24. The one question that arises is, does the failure to properly consult not amount to the
dismissal also being substantively unfair. In dismissals based on operational
requirements this is always a possibility but in this matter the uncontradicted evidence
was that the affected employees could not be occupied elsewhere within the
respondents operation and in such circumstances the Court must accept that the
dismissals though procedurally unfair were substantively unfair.
25. Having found the dismissal to be procedurally unfair the only relief I can consider is
that of compensation. The amount of compensation can however not exceed twelve
months.
26. This is not a matter in which twelve month’s compensation is fair. This is however
also not a matter in which this court can say that had the respondent put applicants to
term that the matter would have been finalised in another month and thus grant each
of the affected employees a months salary as compensation. For reasons stated earlier,
I do not think that respondent even seriously contemplated entering into proper
consultation with the applicant and having regard to the little information I have
about the affected employees I believe the appropriate amount that each should
receive is the amount they would have received had they remained in respondents
employ for a further period of 4 months.
27. In the event of there being a dispute as to the amount payable the applicants may
petition this Court for the determination thereof, however in calculating the
compensation it is specifically ordered that allowances paid to run a project or for
acting in a position which was over and above the salaries payable must not be taken
into account in calculating the compensation.
28. Finally with regard to costs I see no reason, both in law and equity, for costs not to
follow the result.
29. In the result I make the following order
29.1. The dismissals of the second to further applicants was unfair.

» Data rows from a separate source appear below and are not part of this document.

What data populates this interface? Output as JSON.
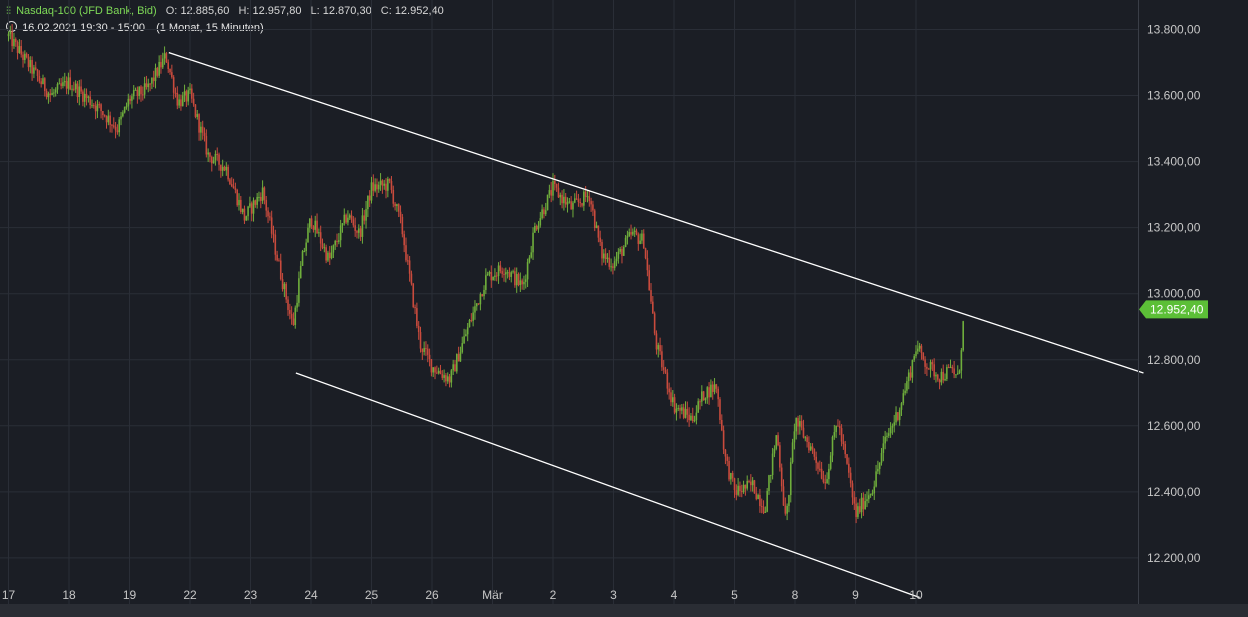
{
  "header": {
    "symbol_icon": "candles-icon",
    "instrument": "Nasdaq-100 (JFD Bank, Bid)",
    "open_label": "O:",
    "open": "12.885,60",
    "high_label": "H:",
    "high": "12.957,80",
    "low_label": "L:",
    "low": "12.870,30",
    "close_label": "C:",
    "close": "12.952,40",
    "clock_icon": "clock-icon",
    "datetime": "16.02.2021 19:30 - 15:00",
    "period": "(1 Monat, 15 Minuten)"
  },
  "colors": {
    "background": "#1b1e25",
    "up": "#6fae3c",
    "down": "#c94b3d",
    "price_badge": "#5cbf37",
    "trendline": "#ffffff"
  },
  "chart_data": {
    "type": "candlestick",
    "title": "",
    "xlabel": "",
    "ylabel": "",
    "grid": true,
    "ylim": [
      12080,
      13880
    ],
    "y_ticks": [
      12200,
      12400,
      12600,
      12800,
      13000,
      13200,
      13400,
      13600,
      13800
    ],
    "y_tick_labels": [
      "12.200,00",
      "12.400,00",
      "12.600,00",
      "12.800,00",
      "13.000,00",
      "13.200,00",
      "13.400,00",
      "13.600,00",
      "13.800,00"
    ],
    "x_tick_labels": [
      "17",
      "18",
      "19",
      "22",
      "23",
      "24",
      "25",
      "26",
      "Mär",
      "2",
      "3",
      "4",
      "5",
      "8",
      "9",
      "10"
    ],
    "last_price": 12952.4,
    "last_price_label": "12.952,40",
    "price_path": [
      {
        "t": 0.0,
        "p": 13780
      },
      {
        "t": 0.5,
        "p": 13650
      },
      {
        "t": 0.7,
        "p": 13600
      },
      {
        "t": 1.0,
        "p": 13640
      },
      {
        "t": 1.5,
        "p": 13560
      },
      {
        "t": 1.8,
        "p": 13500
      },
      {
        "t": 2.0,
        "p": 13590
      },
      {
        "t": 2.3,
        "p": 13620
      },
      {
        "t": 2.6,
        "p": 13720
      },
      {
        "t": 2.8,
        "p": 13580
      },
      {
        "t": 3.0,
        "p": 13600
      },
      {
        "t": 3.3,
        "p": 13420
      },
      {
        "t": 3.6,
        "p": 13380
      },
      {
        "t": 3.9,
        "p": 13230
      },
      {
        "t": 4.2,
        "p": 13310
      },
      {
        "t": 4.5,
        "p": 13060
      },
      {
        "t": 4.7,
        "p": 12900
      },
      {
        "t": 4.85,
        "p": 13100
      },
      {
        "t": 5.0,
        "p": 13230
      },
      {
        "t": 5.3,
        "p": 13100
      },
      {
        "t": 5.6,
        "p": 13240
      },
      {
        "t": 5.8,
        "p": 13180
      },
      {
        "t": 6.0,
        "p": 13320
      },
      {
        "t": 6.3,
        "p": 13330
      },
      {
        "t": 6.5,
        "p": 13200
      },
      {
        "t": 6.8,
        "p": 12850
      },
      {
        "t": 7.0,
        "p": 12780
      },
      {
        "t": 7.3,
        "p": 12740
      },
      {
        "t": 7.6,
        "p": 12900
      },
      {
        "t": 7.9,
        "p": 13050
      },
      {
        "t": 8.2,
        "p": 13080
      },
      {
        "t": 8.5,
        "p": 13020
      },
      {
        "t": 8.7,
        "p": 13200
      },
      {
        "t": 9.0,
        "p": 13320
      },
      {
        "t": 9.3,
        "p": 13260
      },
      {
        "t": 9.6,
        "p": 13300
      },
      {
        "t": 9.8,
        "p": 13120
      },
      {
        "t": 10.0,
        "p": 13090
      },
      {
        "t": 10.3,
        "p": 13180
      },
      {
        "t": 10.5,
        "p": 13160
      },
      {
        "t": 10.7,
        "p": 12850
      },
      {
        "t": 11.0,
        "p": 12660
      },
      {
        "t": 11.3,
        "p": 12620
      },
      {
        "t": 11.5,
        "p": 12700
      },
      {
        "t": 11.7,
        "p": 12720
      },
      {
        "t": 11.85,
        "p": 12500
      },
      {
        "t": 12.0,
        "p": 12400
      },
      {
        "t": 12.3,
        "p": 12420
      },
      {
        "t": 12.5,
        "p": 12350
      },
      {
        "t": 12.7,
        "p": 12580
      },
      {
        "t": 12.85,
        "p": 12300
      },
      {
        "t": 13.0,
        "p": 12620
      },
      {
        "t": 13.3,
        "p": 12520
      },
      {
        "t": 13.5,
        "p": 12430
      },
      {
        "t": 13.7,
        "p": 12620
      },
      {
        "t": 13.9,
        "p": 12440
      },
      {
        "t": 14.0,
        "p": 12330
      },
      {
        "t": 14.3,
        "p": 12420
      },
      {
        "t": 14.5,
        "p": 12560
      },
      {
        "t": 14.7,
        "p": 12640
      },
      {
        "t": 14.9,
        "p": 12760
      },
      {
        "t": 15.0,
        "p": 12840
      },
      {
        "t": 15.2,
        "p": 12780
      },
      {
        "t": 15.4,
        "p": 12750
      },
      {
        "t": 15.6,
        "p": 12770
      },
      {
        "t": 15.7,
        "p": 12740
      },
      {
        "t": 15.8,
        "p": 12950
      }
    ],
    "trendlines": [
      {
        "name": "upper",
        "t1": 2.65,
        "p1": 13730,
        "t2": 18.76,
        "p2": 12760
      },
      {
        "name": "lower",
        "t1": 4.75,
        "p1": 12760,
        "t2": 15.06,
        "p2": 12080
      }
    ]
  }
}
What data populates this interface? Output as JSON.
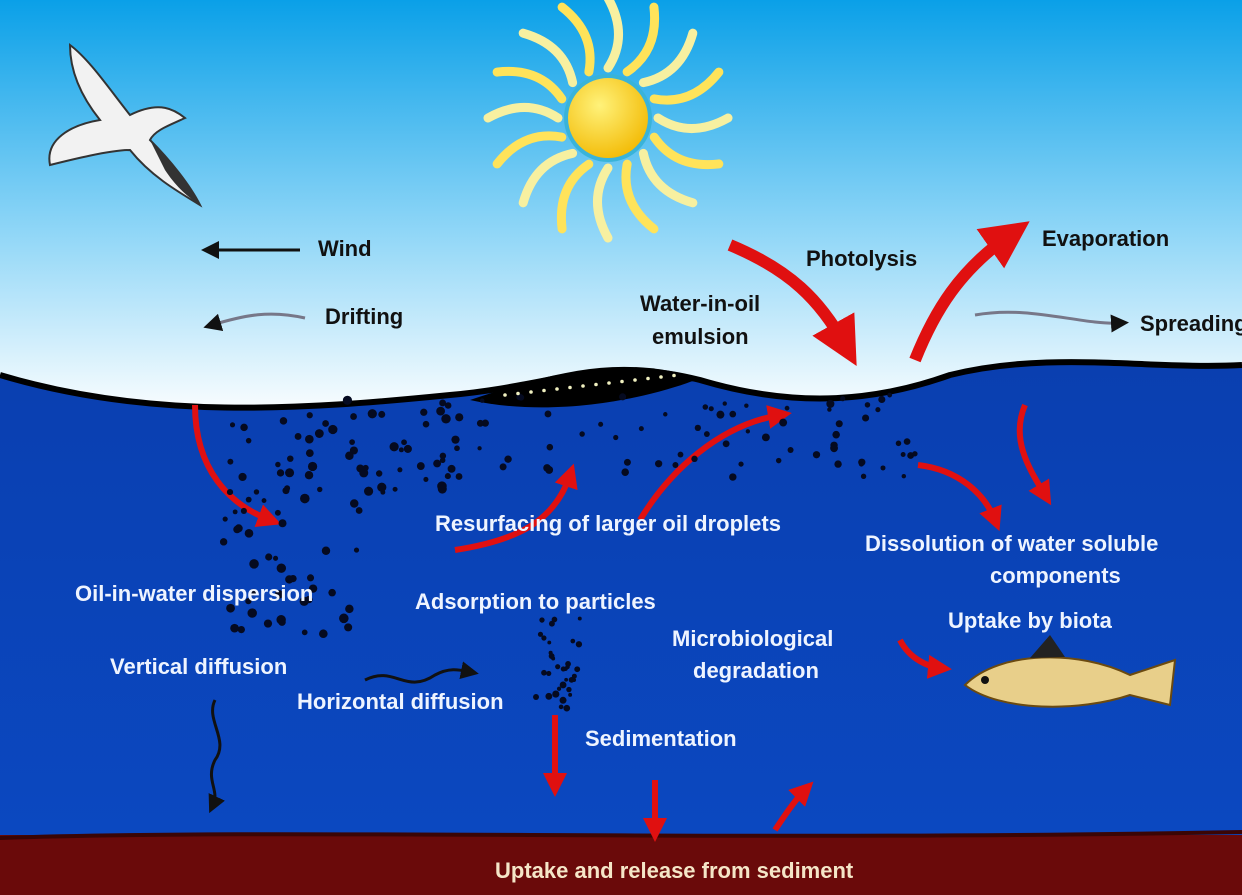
{
  "labels": [
    "Wind",
    "Drifting",
    "Photolysis",
    "Water-in-oil",
    "emulsion",
    "Evaporation",
    "Spreading",
    "Resurfacing of larger oil droplets",
    "Dissolution of water soluble",
    "components",
    "Oil-in-water dispersion",
    "Adsorption to particles",
    "Uptake by biota",
    "Microbiological",
    "degradation",
    "Vertical diffusion",
    "Horizontal diffusion",
    "Sedimentation",
    "Uptake and release from sediment"
  ]
}
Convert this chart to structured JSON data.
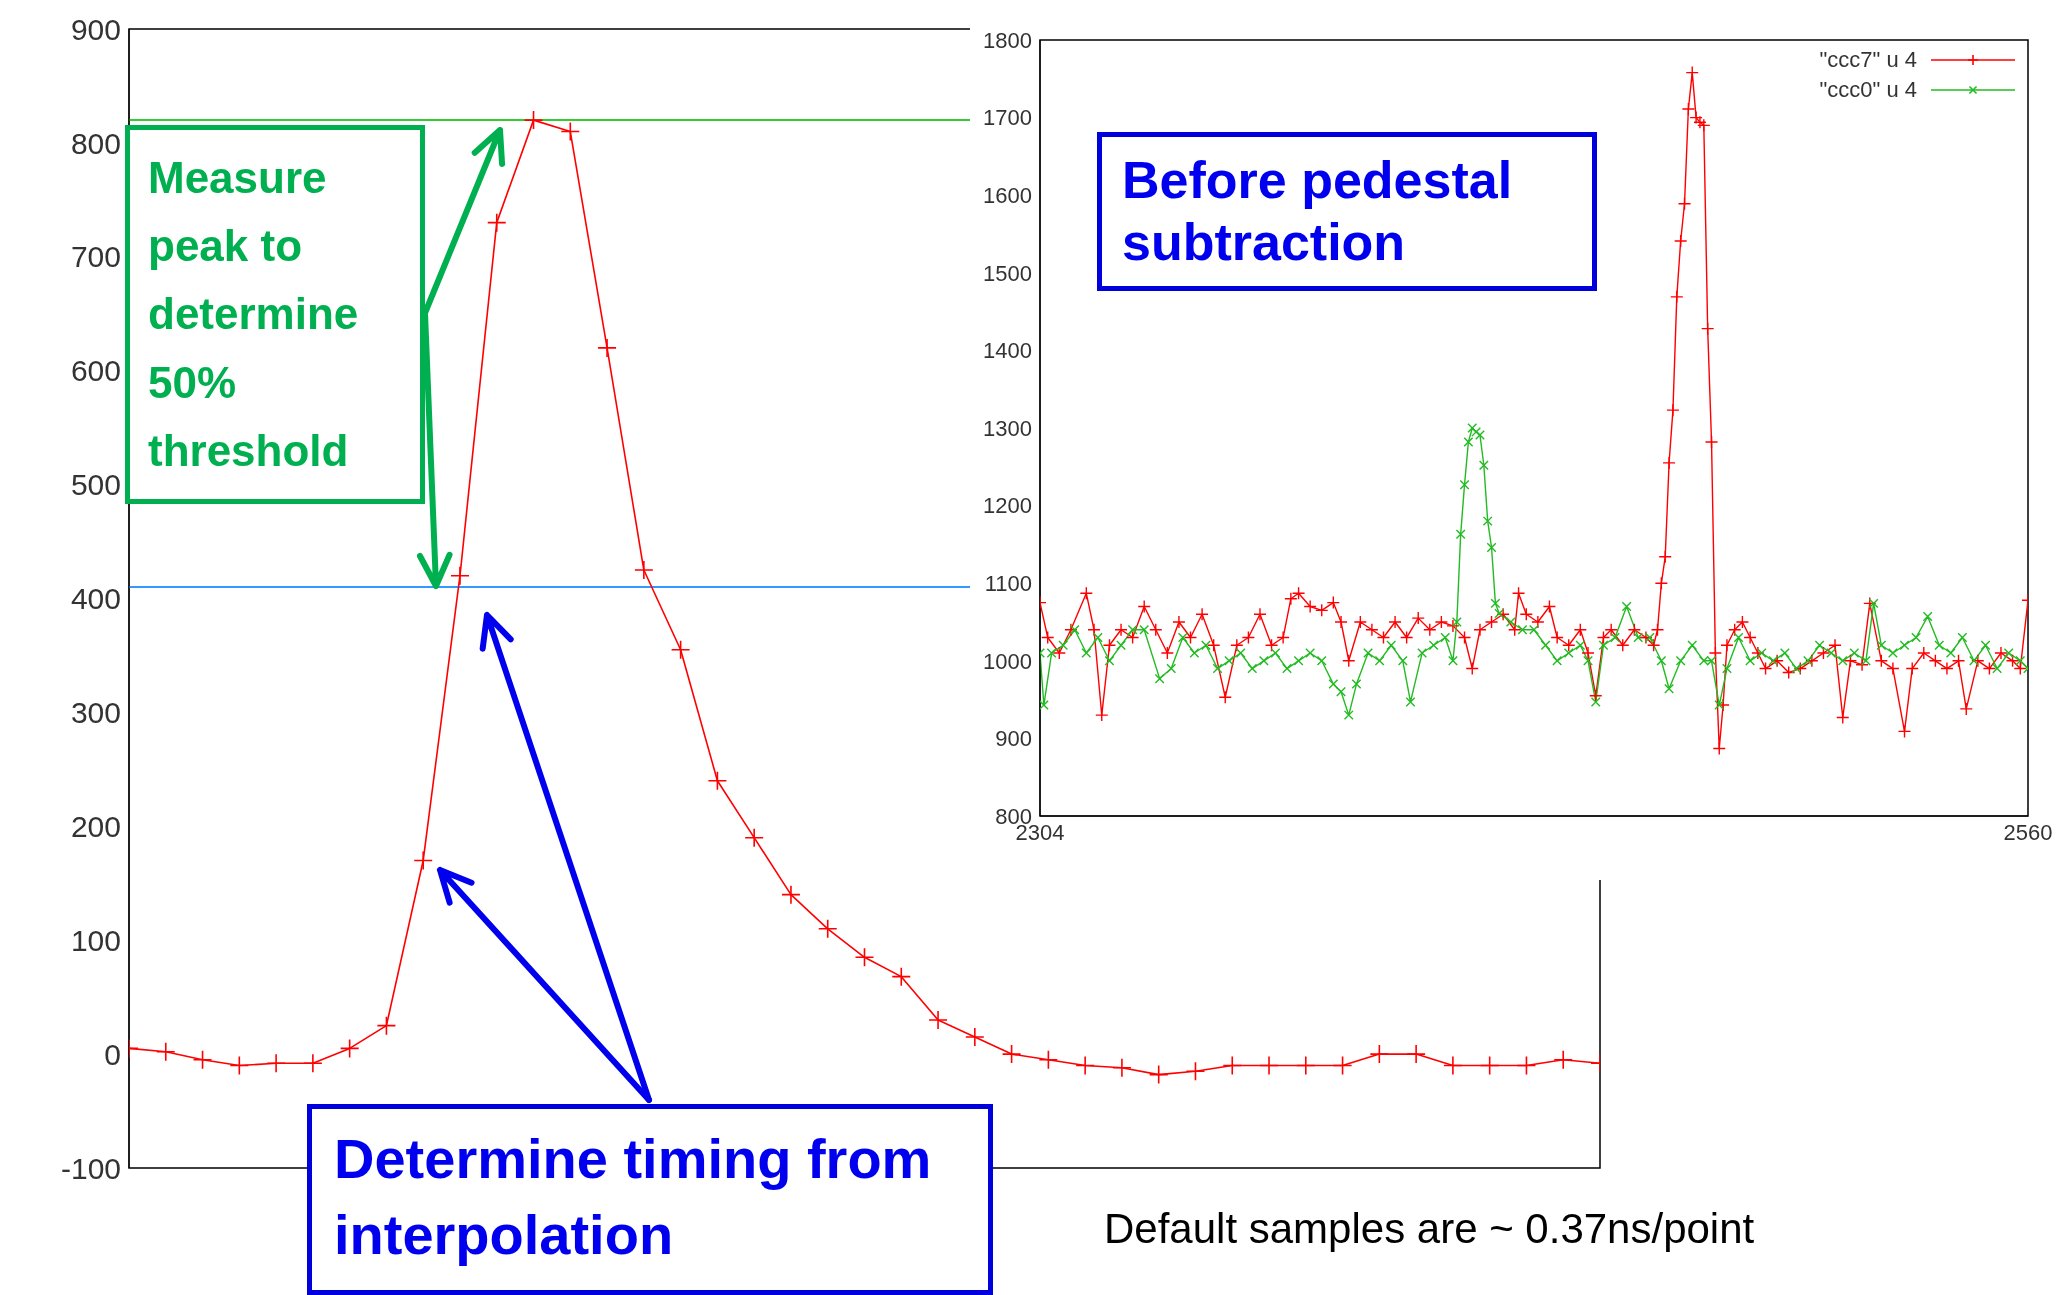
{
  "chart_data": [
    {
      "type": "line",
      "categories": [
        null,
        null,
        null,
        null,
        null,
        null,
        null,
        null,
        null,
        null,
        null,
        null,
        null,
        null,
        null,
        null,
        null,
        null,
        null,
        null,
        null,
        null,
        null,
        null,
        null,
        null,
        null,
        null,
        null,
        null,
        null,
        null,
        null,
        null,
        null,
        null,
        null,
        null,
        null,
        null,
        null
      ],
      "values": [
        5,
        2,
        -5,
        -10,
        -8,
        -8,
        5,
        25,
        170,
        420,
        730,
        820,
        810,
        620,
        425,
        355,
        240,
        190,
        140,
        110,
        85,
        68,
        30,
        15,
        0,
        -5,
        -10,
        -12,
        -18,
        -15,
        -10,
        -10,
        -10,
        -10,
        0,
        0,
        -10,
        -10,
        -10,
        -5,
        -8
      ],
      "color": "#ff0000",
      "marker": "cross",
      "ylim": [
        -100,
        900
      ],
      "yticks": [
        -100,
        0,
        100,
        200,
        300,
        400,
        500,
        600,
        700,
        800,
        900
      ],
      "tick_labels": "y",
      "ref_lines": [
        {
          "axis": "y",
          "value": 820,
          "color": "#33cc33"
        },
        {
          "axis": "y",
          "value": 410,
          "color": "#3399ff"
        }
      ],
      "annotations": [
        "Measure peak to determine 50% threshold",
        "Determine timing from interpolation",
        "Default samples are ~ 0.37ns/point"
      ]
    },
    {
      "type": "line",
      "marker": "cross",
      "legend": "top right",
      "xlim": [
        2304,
        2560
      ],
      "xticks": [
        2304,
        2560
      ],
      "ylim": [
        800,
        1800
      ],
      "yticks": [
        800,
        900,
        1000,
        1100,
        1200,
        1300,
        1400,
        1500,
        1600,
        1700,
        1800
      ],
      "annotations": [
        "Before pedestal subtraction"
      ],
      "series": [
        {
          "name": "\"ccc7\" u 4",
          "color": "#ff0000",
          "x": [
            2304,
            2306,
            2309,
            2312,
            2316,
            2318,
            2320,
            2322,
            2325,
            2328,
            2331,
            2334,
            2337,
            2340,
            2343,
            2346,
            2349,
            2352,
            2355,
            2358,
            2361,
            2364,
            2367,
            2369,
            2371,
            2374,
            2377,
            2380,
            2382,
            2384,
            2387,
            2390,
            2393,
            2396,
            2399,
            2402,
            2405,
            2408,
            2411,
            2414,
            2416,
            2418,
            2421,
            2424,
            2427,
            2428,
            2430,
            2433,
            2436,
            2438,
            2441,
            2444,
            2446,
            2448,
            2450,
            2452,
            2455,
            2458,
            2461,
            2463,
            2464,
            2465,
            2466,
            2467,
            2468,
            2469,
            2470,
            2471,
            2472,
            2473,
            2474,
            2475,
            2476,
            2477,
            2478,
            2479,
            2480,
            2481,
            2482,
            2484,
            2486,
            2488,
            2490,
            2492,
            2495,
            2498,
            2501,
            2504,
            2507,
            2510,
            2512,
            2514,
            2517,
            2519,
            2522,
            2525,
            2528,
            2530,
            2533,
            2536,
            2539,
            2542,
            2544,
            2547,
            2550,
            2553,
            2556,
            2558,
            2560
          ],
          "values": [
            1075,
            1030,
            1010,
            1040,
            1087,
            1040,
            930,
            1020,
            1040,
            1030,
            1070,
            1040,
            1010,
            1050,
            1030,
            1060,
            1020,
            953,
            1020,
            1030,
            1060,
            1020,
            1030,
            1080,
            1087,
            1070,
            1065,
            1075,
            1050,
            1000,
            1050,
            1040,
            1030,
            1050,
            1030,
            1055,
            1040,
            1050,
            1045,
            1030,
            990,
            1040,
            1050,
            1060,
            1040,
            1087,
            1060,
            1050,
            1070,
            1030,
            1020,
            1040,
            1010,
            955,
            1030,
            1040,
            1020,
            1040,
            1030,
            1020,
            1040,
            1100,
            1134,
            1255,
            1323,
            1469,
            1541,
            1589,
            1711,
            1758,
            1700,
            1694,
            1690,
            1428,
            1282,
            1010,
            887,
            943,
            1020,
            1040,
            1050,
            1030,
            1010,
            990,
            1000,
            985,
            990,
            1000,
            1010,
            1020,
            927,
            1000,
            995,
            1074,
            1000,
            990,
            909,
            990,
            1010,
            1000,
            990,
            1000,
            938,
            1000,
            990,
            1010,
            1000,
            990,
            1078
          ]
        },
        {
          "name": "\"ccc0\" u 4",
          "color": "#22bb22",
          "x": [
            2304,
            2305,
            2307,
            2310,
            2313,
            2316,
            2319,
            2322,
            2325,
            2328,
            2331,
            2335,
            2338,
            2341,
            2344,
            2347,
            2350,
            2353,
            2356,
            2359,
            2362,
            2365,
            2368,
            2371,
            2374,
            2377,
            2380,
            2382,
            2384,
            2386,
            2389,
            2392,
            2395,
            2398,
            2400,
            2403,
            2406,
            2409,
            2411,
            2412,
            2413,
            2414,
            2415,
            2416,
            2417,
            2418,
            2419,
            2420,
            2421,
            2422,
            2423,
            2426,
            2429,
            2432,
            2435,
            2438,
            2441,
            2444,
            2446,
            2448,
            2450,
            2453,
            2456,
            2459,
            2462,
            2465,
            2467,
            2470,
            2473,
            2476,
            2478,
            2480,
            2482,
            2485,
            2488,
            2491,
            2494,
            2497,
            2500,
            2503,
            2506,
            2509,
            2512,
            2515,
            2518,
            2520,
            2522,
            2525,
            2528,
            2531,
            2534,
            2537,
            2540,
            2543,
            2546,
            2549,
            2552,
            2555,
            2558,
            2560
          ],
          "values": [
            1010,
            943,
            1010,
            1020,
            1040,
            1010,
            1030,
            1000,
            1020,
            1040,
            1040,
            977,
            990,
            1030,
            1010,
            1020,
            990,
            1000,
            1010,
            990,
            1000,
            1010,
            990,
            1000,
            1010,
            1000,
            970,
            960,
            930,
            970,
            1010,
            1000,
            1020,
            1000,
            947,
            1010,
            1020,
            1030,
            1000,
            1050,
            1163,
            1227,
            1282,
            1300,
            1295,
            1291,
            1252,
            1180,
            1146,
            1074,
            1061,
            1050,
            1040,
            1040,
            1020,
            1000,
            1010,
            1020,
            1000,
            947,
            1020,
            1030,
            1070,
            1030,
            1030,
            1000,
            964,
            1000,
            1020,
            1000,
            1000,
            943,
            990,
            1030,
            1000,
            1010,
            1000,
            1010,
            990,
            1000,
            1020,
            1010,
            1000,
            1010,
            1000,
            1074,
            1020,
            1010,
            1020,
            1030,
            1057,
            1020,
            1010,
            1030,
            1000,
            1020,
            990,
            1010,
            1000,
            990
          ]
        }
      ]
    }
  ]
}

29.2. The respondent must compensate the said applicants for their unfair
dismissal in the sum equal to the amount they would have earned had they
remained in respondents employ for a period of four months from the date
of their dismissal.
29.3. Respondent must pay the costs of this application.
_________________
Waglay J
Date of Judgment: 10 October 2003
For the Applicant: Ruth Edmonds Attorneys
For the Respondent: Nicholls Cambanis and Ass.